To start with, the panelists commented on the funding landscape and how it has influenced investment approaches. Financing for healthcare and life sciences have remained strong for the past 3-5 years. Dr Chee mentioned that in addition to traditional venture capital firms which have built substantial “dry powder”, new sources of funding from corporate venture and cross-over investors have added to this huge capital pool. Mr Fabio La Mola stated that big pharma corporate companies have indeed turned to acquisitions of late-stage companies to expand their product portfolio as it is more capital efficient than R&D. Besides assets in drugs, simple medical device products with short regulatory approval time seem to be a sweetspot for these large biopharma companies looking to rapidly boost revenue and growth. Dr. Chee and Dr. Noonan both added that with the recent downturn in the biotech & medtech public markets, valuations of companies are back to realistic levels and recent deal sizes have stagnated. The lackluster public markets in turn, has prompted VCs who invest in private companies, to take a more cautious stance. This has seen a flight of capital towards a select few companies with extremely novel technologies or strategies.

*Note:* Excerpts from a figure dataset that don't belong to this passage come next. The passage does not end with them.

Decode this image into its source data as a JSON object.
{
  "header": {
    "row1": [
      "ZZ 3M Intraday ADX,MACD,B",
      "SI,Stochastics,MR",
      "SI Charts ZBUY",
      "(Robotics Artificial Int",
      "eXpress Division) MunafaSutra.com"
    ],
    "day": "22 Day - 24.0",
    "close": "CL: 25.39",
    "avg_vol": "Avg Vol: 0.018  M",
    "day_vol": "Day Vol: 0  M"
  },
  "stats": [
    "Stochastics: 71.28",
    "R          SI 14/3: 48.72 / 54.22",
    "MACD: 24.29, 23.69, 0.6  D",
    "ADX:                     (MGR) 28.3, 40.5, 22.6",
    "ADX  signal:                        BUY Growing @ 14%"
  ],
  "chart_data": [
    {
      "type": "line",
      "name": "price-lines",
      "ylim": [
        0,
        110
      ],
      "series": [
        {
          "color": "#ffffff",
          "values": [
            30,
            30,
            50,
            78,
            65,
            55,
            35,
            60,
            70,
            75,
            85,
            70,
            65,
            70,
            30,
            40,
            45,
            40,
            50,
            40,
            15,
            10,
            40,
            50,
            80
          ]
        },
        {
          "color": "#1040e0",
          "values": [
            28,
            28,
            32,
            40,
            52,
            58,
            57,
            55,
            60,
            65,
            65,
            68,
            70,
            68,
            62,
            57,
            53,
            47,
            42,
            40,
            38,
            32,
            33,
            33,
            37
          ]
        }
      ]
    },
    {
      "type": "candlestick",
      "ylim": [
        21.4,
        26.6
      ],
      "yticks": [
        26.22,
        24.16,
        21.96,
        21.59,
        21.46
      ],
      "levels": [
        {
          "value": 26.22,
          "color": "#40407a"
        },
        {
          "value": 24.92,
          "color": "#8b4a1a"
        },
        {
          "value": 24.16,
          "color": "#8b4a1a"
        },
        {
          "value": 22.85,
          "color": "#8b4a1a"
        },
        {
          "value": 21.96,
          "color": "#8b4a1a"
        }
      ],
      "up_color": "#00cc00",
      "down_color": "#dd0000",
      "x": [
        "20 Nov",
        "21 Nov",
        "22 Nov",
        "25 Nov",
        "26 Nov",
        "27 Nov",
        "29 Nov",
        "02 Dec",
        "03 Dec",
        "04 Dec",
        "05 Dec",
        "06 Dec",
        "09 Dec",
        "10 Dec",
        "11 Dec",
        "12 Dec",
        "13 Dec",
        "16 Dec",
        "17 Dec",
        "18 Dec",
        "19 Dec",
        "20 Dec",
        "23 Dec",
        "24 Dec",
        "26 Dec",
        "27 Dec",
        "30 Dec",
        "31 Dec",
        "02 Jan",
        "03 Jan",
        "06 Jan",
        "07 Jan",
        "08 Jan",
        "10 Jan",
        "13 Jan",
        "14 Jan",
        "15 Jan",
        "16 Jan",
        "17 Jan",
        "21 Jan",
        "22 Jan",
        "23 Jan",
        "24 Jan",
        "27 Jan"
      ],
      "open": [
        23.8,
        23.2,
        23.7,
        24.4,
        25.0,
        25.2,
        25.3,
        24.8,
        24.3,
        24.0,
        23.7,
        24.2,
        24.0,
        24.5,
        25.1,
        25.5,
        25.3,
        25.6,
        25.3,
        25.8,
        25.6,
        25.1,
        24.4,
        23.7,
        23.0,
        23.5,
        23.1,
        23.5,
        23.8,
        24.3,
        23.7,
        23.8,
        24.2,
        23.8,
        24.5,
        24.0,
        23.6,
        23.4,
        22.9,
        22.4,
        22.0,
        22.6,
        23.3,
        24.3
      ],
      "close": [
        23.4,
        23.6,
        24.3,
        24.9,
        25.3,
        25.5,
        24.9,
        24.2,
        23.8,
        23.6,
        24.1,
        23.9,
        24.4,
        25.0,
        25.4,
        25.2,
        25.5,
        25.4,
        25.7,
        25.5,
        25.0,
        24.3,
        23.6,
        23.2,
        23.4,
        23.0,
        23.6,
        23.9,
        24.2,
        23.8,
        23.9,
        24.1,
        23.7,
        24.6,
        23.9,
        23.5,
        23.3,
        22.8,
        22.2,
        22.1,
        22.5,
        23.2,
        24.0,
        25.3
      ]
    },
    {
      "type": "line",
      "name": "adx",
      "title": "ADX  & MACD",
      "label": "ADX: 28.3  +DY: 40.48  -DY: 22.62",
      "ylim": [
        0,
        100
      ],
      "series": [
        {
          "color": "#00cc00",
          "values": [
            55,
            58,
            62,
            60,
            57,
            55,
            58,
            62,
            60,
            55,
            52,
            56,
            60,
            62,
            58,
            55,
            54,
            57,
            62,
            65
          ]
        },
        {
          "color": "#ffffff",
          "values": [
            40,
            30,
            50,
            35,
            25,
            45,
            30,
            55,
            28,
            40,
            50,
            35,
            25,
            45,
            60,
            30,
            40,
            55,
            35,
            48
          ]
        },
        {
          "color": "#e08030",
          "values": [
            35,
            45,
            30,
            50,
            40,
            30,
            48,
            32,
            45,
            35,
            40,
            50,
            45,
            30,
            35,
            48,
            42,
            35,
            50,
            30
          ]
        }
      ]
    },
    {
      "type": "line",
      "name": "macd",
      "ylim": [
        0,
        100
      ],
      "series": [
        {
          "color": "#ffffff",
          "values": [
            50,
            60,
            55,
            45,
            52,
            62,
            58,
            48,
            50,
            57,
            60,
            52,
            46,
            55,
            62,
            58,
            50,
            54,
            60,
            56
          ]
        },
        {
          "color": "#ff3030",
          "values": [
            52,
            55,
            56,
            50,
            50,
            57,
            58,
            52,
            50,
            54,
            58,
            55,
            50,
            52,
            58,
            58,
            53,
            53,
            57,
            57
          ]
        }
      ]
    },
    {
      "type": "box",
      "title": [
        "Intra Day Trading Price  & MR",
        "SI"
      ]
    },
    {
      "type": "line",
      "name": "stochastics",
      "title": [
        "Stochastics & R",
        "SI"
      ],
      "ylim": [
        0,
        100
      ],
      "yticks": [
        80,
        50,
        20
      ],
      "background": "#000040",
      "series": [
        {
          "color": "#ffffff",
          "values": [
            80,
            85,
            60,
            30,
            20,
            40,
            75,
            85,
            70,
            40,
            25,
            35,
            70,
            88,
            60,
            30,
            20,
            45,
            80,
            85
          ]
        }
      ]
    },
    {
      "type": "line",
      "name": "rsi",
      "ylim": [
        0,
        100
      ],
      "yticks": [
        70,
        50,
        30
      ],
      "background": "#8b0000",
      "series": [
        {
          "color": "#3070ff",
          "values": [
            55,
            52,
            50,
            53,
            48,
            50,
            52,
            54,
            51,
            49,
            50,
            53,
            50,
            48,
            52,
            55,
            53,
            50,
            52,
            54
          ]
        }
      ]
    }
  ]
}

The panel then went on to discuss which sectors and therapeutic areas have garnered the most investment interest. Both Dr Noonan and Dr Chee emphasized that innovative biology that address a high unmet need are the main considerations in making their investment decisions. Dr Chee and Dr Noonan see a shift in investment towards platform technologies as it is capable of generating different targets in various areas. Over the past 2-5 years, platform technology has become one of the fastest growing subsectors in the biotech space. With regards to indications, oncology, specifically, immuno-oncology, has received the most investment activity. Infectious disease and diabetes, areas with huge unmet medical needs yet lack innovative strategies, also receive significant support. Similarly, MNCs also place huge amounts of interest in oncology. They are also largely interested in respiratory, neurological and orphan diseases which have small but untapped markets. In addition, these corporate companies have also invested resources in developing innovative healthcare delivery systems, particularly in Asia, for the cheap distribution of drugs. From a growth capital side, Ms Kim highlighted that her firm is interested in investing in services, patient care, ancillary health and healthcare delivery systems. When asked which areas present the most opportunity, Dr Chee indicated he sees promise in products that different kinds of technologies converge on, such as wearables in healthcare, Internet of things (IoT) in healthcare and data in healthcare etc. However, he mentioned that regulatory framework might become a potential hurdle along the way.
Lastly, the panel discussed briefly on the progress made in Singapore’s life science ecosystem and potential areas for development. They mentioned that Singapore has gone through significant changes over the past 5 years. The Singapore Government has played a critical role in transforming the landscape, putting in place the infrastructure for research and entrepreneurial activities and support for scientific manpower development. However, there are still hurdles and challenges that remain to be addressed. Both Ms Kim and Dr Chee emphasized the importance of attracting and developing human capital experienced in business and product development who can work synergistically with scientists towards the successful translation and commercialization of science.
The panel discussion was followed by a networking session whereby the attendees enjoyed food and wine generously sponsored by SMI Pte Ltd and Rachelle the Rabbit.